Никита задумался.
Не спеша налил бокал плотного темного пива из принесенного Осипом ледяного, вместительного кувшина.
Полюбовался белой пенной шапкой.
Сделал большой вкусный глоток.
Потом еще один.
Потом еще.
– Есть только один вариант, Осип Беньяминович. И он мне очень не нравится. Завтра утром я вместе с приданными мне бойцами ОСНАЗа немедленно вылетаю в Москву…
Шор снова поморщился.
Тоже налил себе пива.
– Никуда вы не вылетаете, Никита. Вас просто не выпустят, и это грустнее всего. Или самолет разобьется. На Одессу идет шторм…
Они все-таки взлетели.
Было по-настоящему страшно.
Самолет ужасно болтало.
Никита по молодости попадал как-то на шторм в Тихом только по названию океане, но этот, идущий на Одессу, похоже, был его родным или как минимум двоюродным дедушкой.
Заждался, видать, старичок.
Ой, заждался…
И не только на взлете болтало.
Пока отрывались от земли, некоторое время казалось, что машина движется крылом вперед.
А потом ныряет, клюет носом, чтобы немедленно разбиться.
Бр-р-р…
Ворчаков за всю свою не самую простую жизнь столько раз Господа не поминал.
Жить-то, как выяснилось, – хочется.
И еще как…
Взлетели, дико завывая всеми четырьмя моторами.
Скрипя всем, что только может скрипеть.
Поднялись, так сказать, в воздух…
Лететь, правда, – пришлось одним бортом, – тем самым, который вел личный пилот Канцлера, знаменитый ас Валерий Чкалов: остальные взлетать отказались.
Их можно понять.
И невозможно заставить – они все делали правильно, по инструкции.
А Чкалов вопреки этой самой инструкции – взлетел.

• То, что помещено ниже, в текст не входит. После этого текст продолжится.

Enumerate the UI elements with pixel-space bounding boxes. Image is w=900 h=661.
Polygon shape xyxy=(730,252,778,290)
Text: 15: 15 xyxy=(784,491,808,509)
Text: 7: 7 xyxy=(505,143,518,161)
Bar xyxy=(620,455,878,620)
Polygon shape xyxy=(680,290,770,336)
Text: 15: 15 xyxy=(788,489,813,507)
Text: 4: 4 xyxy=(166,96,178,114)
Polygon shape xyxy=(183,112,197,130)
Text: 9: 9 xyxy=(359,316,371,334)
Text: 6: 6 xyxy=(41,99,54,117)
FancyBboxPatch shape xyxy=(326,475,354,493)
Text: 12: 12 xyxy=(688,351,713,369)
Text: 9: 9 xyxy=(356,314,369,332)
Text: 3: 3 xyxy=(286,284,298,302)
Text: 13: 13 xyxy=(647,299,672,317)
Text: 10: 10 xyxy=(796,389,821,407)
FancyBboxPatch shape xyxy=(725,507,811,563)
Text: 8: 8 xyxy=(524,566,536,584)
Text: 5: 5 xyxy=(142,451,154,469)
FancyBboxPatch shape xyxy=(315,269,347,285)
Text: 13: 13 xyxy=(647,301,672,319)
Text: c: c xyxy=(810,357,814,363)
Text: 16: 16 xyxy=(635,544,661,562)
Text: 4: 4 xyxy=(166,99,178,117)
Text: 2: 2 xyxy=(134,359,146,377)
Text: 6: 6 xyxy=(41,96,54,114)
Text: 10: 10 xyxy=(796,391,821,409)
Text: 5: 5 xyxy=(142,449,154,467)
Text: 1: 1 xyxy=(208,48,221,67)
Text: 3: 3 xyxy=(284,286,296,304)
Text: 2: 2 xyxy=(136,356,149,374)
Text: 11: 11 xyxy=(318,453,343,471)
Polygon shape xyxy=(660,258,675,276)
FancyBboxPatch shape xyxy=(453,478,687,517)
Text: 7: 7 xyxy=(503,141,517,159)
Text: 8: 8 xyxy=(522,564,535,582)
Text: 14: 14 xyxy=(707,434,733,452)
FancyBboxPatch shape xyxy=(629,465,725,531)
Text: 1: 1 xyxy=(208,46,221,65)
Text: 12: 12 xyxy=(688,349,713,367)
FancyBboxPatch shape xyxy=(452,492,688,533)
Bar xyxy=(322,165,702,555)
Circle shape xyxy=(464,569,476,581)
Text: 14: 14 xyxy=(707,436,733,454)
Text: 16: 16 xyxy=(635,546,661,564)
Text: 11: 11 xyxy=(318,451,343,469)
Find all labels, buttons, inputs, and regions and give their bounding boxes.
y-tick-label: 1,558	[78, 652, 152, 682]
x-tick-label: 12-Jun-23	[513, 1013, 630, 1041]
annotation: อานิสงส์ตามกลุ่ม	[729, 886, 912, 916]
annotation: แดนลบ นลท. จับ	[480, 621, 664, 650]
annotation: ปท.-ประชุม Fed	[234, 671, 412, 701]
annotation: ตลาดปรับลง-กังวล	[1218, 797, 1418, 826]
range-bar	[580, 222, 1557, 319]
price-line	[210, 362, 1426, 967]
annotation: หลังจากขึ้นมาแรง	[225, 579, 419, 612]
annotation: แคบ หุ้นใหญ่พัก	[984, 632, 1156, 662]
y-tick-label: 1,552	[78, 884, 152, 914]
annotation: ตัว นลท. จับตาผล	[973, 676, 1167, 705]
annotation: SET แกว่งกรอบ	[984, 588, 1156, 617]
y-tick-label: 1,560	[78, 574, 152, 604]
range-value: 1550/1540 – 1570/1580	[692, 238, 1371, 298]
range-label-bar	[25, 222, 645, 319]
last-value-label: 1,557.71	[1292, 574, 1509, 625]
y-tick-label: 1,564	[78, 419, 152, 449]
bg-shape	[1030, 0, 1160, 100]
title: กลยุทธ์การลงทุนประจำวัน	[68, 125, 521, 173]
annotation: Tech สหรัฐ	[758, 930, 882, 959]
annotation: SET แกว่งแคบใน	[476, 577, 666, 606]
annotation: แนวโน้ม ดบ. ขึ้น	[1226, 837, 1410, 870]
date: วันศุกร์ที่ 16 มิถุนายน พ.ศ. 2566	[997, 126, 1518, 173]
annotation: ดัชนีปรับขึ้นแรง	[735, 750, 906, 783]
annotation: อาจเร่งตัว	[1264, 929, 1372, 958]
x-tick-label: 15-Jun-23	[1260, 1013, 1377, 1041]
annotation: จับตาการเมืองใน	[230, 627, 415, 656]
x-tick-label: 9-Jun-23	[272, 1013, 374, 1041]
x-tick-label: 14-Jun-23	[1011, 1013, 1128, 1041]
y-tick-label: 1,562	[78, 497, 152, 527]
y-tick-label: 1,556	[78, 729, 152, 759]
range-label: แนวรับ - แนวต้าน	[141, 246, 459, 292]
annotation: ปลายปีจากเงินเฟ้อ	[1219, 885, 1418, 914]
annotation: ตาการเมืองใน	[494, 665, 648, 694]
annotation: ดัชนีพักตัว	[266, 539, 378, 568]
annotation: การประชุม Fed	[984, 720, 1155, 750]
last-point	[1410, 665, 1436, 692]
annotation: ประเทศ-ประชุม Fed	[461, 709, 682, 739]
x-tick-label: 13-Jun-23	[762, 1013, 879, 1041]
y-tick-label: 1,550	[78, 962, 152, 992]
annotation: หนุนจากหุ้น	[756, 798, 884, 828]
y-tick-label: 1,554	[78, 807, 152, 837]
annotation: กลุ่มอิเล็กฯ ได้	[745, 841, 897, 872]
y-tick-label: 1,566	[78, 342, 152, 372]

Несмотря на все запреты, угрозы и истерику чуть было не расстрелянного лично Ворчаковым коменданта одесского аэропорта.
Никита под конец полета умудрился немного поспать: ему нравилось спать в самолетах.
А через четыре часа тяжелый «Муромец» приземлялся на Тушинском аэродроме, и еще через час Ворчаков был в Кремле, на закрытой аудиенции у Верховного…
Катаев нервничал.
Носился по кабинету, приволакивая искалеченную ногу, хрипловато и непородисто кашляя.
Теребил усы.
Нервно посматривал в сторону вытянувшихся во фрунт Берию и Ворчакова, похлестывая себя по голенищу лакированного сапога тонким офицерским стеком, больше похожим на волчатку: Ворчаков невольно вспомнил, что Мировую войну Валентин Петрович прошел младшим офицером-артиллеристом, дослужившись из добровольцев-вольноперов до подпоручика, награжденного двумя Георгиевскими крестами и «Анной-за-храбрость», – а это многое говорило о характере этого воистину великого человека.
Очень многое.
Кроме того – Вожди не нервничают по пустякам.